Manifestement, la nouvelle vague prudentielle et les nouvelles taxations sur les transactions financières n’offriront pas des solutions viables aux problèmes du secteur financier. À ce point de notre analyse, il est important de souligner que les banques, en période de crise, demandent l’intervention capitalistique des Etats afin de retrouver des sources de liquidités, nécessaires pour couvrir les pertes engendrées par les risques pris auparavant. La « main invisible » d’Adam Smith ne fait rien d’autre qu’offrir aux financiers une option gratuite de sauvetage en cas de tourmente, afin d’éviter les scénarios catastrophiques du type de ceux de la Grande Dépression. Une prise de risque avec un impact systémique n’est rien d'autre qu’une externalité négative pour l’économie et chaque institution qui produit des externalités négatives a toujours la possibilité de se retourner vers l'État en cas de problème. Pour illustrer ce fait, les exemples d’ABN Amro, RBS, Dexia, Fortis, AIG sont éloquents. Il conviendrait donc que la « main invisible » devienne perceptible et qu’elle impose une discipline stratégique aux établissements financiers via une participation étatique.

Le cas du ABN Amro semble un véritable succès, car l’institution a été réorientée par suite au rachat par l’État néerlandais vers des activités classiques de banque de détail et commerciale.

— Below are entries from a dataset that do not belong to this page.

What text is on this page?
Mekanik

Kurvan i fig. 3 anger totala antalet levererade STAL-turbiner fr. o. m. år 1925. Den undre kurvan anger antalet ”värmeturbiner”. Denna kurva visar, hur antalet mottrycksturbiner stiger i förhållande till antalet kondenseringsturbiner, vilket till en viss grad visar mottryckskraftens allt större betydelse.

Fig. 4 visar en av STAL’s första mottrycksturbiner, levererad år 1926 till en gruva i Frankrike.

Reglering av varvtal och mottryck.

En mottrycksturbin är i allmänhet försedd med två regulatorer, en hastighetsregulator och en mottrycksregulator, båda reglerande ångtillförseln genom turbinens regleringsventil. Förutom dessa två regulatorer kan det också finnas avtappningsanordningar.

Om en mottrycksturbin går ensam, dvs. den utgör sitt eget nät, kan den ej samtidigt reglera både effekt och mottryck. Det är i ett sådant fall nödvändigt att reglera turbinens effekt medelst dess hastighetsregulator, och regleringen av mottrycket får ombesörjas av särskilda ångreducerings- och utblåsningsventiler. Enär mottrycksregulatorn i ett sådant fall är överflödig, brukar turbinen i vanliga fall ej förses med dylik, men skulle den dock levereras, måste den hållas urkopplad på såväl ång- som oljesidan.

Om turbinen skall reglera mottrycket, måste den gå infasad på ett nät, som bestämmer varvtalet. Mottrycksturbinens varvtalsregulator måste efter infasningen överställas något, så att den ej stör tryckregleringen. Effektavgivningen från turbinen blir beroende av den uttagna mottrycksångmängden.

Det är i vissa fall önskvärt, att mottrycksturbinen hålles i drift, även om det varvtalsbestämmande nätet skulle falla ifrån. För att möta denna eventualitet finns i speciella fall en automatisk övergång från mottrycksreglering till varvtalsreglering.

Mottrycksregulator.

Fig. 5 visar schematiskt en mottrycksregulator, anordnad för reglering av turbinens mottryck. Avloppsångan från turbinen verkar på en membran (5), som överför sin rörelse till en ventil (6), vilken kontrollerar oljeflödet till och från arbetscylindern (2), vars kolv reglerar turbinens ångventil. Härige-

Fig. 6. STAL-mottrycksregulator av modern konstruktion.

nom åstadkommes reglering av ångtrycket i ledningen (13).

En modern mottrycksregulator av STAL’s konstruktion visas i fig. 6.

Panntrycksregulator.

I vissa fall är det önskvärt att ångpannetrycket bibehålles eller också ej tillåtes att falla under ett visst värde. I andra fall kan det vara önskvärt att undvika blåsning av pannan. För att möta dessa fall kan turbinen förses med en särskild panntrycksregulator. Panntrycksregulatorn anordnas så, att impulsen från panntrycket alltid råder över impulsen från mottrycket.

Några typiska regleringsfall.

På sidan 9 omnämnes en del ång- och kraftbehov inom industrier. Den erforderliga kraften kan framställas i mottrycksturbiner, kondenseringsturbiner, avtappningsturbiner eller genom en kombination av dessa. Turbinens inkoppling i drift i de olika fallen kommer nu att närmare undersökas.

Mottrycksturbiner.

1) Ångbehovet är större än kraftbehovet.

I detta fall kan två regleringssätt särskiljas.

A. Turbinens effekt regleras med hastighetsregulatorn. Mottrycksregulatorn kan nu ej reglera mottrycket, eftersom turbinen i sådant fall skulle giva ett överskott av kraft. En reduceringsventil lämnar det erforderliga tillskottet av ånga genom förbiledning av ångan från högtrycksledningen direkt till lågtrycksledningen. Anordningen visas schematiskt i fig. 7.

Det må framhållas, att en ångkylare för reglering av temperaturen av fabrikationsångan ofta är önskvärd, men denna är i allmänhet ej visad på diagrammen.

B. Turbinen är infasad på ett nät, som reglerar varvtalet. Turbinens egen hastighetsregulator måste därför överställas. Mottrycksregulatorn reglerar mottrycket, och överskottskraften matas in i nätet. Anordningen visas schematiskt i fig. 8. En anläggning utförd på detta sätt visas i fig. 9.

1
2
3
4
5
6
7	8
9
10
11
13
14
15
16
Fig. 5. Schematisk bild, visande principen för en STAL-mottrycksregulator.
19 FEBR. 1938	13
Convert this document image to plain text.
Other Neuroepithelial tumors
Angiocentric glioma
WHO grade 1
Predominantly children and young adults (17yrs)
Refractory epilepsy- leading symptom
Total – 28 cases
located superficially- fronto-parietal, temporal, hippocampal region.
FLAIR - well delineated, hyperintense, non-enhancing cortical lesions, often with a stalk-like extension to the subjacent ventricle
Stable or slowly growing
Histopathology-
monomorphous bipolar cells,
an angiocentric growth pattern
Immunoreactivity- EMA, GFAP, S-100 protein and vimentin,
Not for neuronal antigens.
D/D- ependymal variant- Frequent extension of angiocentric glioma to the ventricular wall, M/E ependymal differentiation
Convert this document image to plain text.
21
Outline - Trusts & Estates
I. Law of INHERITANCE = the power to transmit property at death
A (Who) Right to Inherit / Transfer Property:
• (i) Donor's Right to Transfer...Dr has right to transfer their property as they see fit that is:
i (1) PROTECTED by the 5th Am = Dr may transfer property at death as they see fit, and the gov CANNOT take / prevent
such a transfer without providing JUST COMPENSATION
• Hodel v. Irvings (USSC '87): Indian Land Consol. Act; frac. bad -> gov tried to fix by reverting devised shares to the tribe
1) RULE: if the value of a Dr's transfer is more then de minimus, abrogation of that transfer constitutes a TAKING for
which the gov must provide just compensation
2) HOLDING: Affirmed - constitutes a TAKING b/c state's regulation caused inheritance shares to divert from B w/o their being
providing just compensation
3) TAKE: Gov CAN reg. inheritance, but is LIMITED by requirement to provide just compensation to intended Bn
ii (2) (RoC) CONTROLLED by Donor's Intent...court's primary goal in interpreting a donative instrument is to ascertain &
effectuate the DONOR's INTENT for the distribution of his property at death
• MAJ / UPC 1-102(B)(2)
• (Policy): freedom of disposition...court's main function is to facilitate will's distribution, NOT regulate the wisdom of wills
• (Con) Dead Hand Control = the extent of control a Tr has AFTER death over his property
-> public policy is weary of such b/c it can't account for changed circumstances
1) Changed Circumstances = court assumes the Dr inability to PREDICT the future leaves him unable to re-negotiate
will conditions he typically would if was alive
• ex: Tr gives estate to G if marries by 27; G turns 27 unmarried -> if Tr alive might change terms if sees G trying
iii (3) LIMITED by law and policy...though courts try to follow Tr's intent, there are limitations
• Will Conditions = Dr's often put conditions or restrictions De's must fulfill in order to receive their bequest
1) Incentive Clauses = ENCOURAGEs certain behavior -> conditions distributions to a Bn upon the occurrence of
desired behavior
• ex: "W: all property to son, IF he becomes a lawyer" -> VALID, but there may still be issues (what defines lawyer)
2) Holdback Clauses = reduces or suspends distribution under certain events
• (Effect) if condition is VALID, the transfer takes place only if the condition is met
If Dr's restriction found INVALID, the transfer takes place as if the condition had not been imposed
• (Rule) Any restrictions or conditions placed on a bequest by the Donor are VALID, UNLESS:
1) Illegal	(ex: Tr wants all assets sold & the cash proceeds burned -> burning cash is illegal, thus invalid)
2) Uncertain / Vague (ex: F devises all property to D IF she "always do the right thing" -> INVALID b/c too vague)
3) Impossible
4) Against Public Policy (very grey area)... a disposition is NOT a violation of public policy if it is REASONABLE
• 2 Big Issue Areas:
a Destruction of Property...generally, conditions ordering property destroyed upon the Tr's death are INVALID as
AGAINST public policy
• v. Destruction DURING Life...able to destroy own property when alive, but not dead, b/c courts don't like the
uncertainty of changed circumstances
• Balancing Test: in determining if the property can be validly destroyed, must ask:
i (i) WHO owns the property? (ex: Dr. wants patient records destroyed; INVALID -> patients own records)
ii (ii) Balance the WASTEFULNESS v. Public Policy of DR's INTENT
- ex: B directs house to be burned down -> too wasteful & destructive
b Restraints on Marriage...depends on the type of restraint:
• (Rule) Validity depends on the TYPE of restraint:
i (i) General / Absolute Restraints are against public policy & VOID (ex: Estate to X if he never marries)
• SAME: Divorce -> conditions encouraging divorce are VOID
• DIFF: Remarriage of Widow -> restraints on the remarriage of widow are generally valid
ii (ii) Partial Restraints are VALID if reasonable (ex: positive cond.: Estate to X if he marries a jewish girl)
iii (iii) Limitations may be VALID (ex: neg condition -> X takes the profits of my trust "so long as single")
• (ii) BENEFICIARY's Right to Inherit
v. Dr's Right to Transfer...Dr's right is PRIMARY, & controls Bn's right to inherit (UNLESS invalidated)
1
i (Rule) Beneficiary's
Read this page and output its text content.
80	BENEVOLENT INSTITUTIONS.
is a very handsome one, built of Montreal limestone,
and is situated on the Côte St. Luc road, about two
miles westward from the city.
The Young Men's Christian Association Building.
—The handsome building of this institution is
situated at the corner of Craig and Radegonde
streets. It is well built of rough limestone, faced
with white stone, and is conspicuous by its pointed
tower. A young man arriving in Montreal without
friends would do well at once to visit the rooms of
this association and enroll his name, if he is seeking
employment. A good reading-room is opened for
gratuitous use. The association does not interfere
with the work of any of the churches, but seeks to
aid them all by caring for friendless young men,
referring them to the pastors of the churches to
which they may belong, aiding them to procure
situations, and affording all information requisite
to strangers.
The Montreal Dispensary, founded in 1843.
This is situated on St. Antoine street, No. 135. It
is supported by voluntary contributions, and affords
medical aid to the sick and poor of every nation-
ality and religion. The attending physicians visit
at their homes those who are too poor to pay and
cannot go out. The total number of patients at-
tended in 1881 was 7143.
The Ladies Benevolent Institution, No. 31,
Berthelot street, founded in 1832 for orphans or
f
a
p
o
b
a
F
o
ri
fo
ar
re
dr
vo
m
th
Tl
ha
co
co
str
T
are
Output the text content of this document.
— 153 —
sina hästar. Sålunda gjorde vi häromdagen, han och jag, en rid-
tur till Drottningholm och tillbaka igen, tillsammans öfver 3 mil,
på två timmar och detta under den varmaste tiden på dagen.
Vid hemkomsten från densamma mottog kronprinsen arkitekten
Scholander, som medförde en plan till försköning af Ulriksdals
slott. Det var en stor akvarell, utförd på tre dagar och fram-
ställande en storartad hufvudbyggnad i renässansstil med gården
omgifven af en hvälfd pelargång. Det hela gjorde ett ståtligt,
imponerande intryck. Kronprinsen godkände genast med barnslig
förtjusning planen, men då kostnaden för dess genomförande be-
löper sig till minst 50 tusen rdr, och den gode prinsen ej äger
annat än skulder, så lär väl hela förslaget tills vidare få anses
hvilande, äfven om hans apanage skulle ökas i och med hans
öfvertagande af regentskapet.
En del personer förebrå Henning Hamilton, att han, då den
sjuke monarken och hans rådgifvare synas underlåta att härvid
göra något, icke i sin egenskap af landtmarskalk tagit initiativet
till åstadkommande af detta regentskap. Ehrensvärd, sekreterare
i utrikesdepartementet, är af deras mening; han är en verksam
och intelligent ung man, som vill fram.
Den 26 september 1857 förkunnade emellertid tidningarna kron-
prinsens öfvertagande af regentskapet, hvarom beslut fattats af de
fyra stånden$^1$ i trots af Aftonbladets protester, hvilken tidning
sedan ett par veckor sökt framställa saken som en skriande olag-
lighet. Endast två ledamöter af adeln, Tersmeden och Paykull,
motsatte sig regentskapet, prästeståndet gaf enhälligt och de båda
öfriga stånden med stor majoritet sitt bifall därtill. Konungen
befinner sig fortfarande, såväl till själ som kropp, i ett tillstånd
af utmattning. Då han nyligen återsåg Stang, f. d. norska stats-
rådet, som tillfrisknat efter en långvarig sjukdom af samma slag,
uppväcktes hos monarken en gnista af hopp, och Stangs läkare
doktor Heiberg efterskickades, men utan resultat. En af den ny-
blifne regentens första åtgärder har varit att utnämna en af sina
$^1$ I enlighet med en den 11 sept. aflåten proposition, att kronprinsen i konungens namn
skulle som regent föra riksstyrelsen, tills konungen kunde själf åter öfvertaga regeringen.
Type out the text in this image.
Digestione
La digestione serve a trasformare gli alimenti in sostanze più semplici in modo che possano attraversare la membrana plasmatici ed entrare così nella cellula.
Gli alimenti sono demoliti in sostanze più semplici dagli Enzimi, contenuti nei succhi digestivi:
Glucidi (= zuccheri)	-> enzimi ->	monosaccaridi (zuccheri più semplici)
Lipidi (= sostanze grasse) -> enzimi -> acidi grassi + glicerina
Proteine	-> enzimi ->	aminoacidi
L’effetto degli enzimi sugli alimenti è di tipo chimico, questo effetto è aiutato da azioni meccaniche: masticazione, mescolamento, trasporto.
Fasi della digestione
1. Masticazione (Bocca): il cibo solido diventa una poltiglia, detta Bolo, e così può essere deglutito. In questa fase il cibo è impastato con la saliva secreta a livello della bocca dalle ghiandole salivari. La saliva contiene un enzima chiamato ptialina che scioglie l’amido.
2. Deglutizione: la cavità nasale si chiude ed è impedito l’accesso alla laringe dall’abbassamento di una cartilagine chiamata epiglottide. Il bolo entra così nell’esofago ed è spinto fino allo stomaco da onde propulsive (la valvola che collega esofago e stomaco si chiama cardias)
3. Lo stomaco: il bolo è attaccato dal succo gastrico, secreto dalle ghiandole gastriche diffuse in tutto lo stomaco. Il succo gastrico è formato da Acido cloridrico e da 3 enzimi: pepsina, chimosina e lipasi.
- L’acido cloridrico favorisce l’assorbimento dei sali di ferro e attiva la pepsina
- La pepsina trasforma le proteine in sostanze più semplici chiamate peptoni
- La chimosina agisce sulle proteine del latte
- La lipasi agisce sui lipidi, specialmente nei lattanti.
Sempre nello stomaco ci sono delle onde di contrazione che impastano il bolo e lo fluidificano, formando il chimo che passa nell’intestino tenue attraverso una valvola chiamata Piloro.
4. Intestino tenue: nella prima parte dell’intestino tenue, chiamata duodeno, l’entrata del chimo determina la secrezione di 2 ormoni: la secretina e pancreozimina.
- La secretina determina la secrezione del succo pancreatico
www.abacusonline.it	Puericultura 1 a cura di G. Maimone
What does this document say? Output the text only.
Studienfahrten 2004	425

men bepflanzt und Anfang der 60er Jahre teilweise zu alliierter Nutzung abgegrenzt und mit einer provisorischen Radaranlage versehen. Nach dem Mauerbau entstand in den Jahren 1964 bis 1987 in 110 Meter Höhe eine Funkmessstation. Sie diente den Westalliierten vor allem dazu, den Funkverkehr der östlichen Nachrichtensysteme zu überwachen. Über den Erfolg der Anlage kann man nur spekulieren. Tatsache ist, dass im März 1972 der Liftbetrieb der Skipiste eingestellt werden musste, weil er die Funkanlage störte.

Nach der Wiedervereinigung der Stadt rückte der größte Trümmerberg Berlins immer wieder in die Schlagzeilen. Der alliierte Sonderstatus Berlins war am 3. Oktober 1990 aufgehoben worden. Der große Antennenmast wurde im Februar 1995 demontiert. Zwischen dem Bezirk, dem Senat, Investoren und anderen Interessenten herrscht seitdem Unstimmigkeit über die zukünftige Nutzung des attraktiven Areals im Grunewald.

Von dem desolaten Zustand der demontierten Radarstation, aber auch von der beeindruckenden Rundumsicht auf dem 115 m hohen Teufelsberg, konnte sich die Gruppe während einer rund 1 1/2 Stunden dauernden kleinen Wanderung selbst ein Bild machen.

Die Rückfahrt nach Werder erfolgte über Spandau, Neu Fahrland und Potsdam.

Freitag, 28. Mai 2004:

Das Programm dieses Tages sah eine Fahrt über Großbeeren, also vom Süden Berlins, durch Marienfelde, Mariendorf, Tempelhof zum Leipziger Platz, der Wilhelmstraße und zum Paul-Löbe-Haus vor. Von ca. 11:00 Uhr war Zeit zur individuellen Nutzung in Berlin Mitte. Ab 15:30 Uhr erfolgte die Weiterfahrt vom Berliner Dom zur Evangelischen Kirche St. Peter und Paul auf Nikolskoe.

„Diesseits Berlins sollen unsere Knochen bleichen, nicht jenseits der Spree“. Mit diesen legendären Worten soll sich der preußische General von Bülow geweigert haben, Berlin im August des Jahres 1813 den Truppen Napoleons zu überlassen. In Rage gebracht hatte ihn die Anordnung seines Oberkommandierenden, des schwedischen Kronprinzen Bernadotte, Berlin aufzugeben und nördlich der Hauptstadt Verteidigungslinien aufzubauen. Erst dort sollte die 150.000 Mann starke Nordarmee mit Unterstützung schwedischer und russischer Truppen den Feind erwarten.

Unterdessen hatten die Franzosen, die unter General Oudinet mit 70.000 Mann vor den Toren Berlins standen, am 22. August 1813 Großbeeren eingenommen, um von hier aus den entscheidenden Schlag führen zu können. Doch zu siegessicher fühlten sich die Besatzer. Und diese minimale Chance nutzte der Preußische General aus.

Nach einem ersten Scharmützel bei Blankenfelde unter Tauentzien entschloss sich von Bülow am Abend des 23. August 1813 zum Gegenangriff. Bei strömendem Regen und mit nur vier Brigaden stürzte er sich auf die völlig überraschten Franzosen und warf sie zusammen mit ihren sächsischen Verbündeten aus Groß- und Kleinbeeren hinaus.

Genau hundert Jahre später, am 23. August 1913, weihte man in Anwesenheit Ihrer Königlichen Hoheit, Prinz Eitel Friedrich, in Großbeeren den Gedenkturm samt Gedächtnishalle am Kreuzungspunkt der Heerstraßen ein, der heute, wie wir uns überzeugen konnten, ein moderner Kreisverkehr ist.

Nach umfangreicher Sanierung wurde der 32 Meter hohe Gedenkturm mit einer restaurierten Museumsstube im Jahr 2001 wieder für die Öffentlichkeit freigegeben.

Ainsi, la protection basique des épargnants qui était à l’origine du dispositif bâlois pourrait se traduire par un retour à un système financier planifié et adossé aux besoins de développement économique de l’Union européenne. Depuis la crise, nombre de pays européens, dont la France, s’impliquent directement ou via leurs régulateurs afin d’orienter les activités bancaires pour soutenir le développement de l'économie à moyen terme. La constitution d’un nouveau pôle de financement des collectivités locales autour de la Caisse des Dépôts et de La Banque Postale ou les réflexions de création d’une structure autour de CDC Entreprises, Oseo et le Fonds stratégique d'investissement pour le financement des PME sont des exemples limpides dans ce sens.

La solution ultime

Si Le Crédit Lyonnais et Indosuez, établissements qui ont été gérés pendant une certaine période par l’État ne sont pas des modèles « heureux », ABN Ambro, RBS ou AIG – exemples récents – montrent que la solution ultime et optimale pour redresser et rentabiliser les institutions a été l'État. Sa présence se justifie surtout dans les établissements qui exposent au risque systémique non seulement le système financier, mais l’ensemble de l'économie. Un investisseur étatique de long terme dans le capital d’une banque d’investissement peut en effet donner une vision stratégique plus robuste sur le long terme et imposer une régulation sur mesure adaptée dynamiquement aux réalités du monde économique.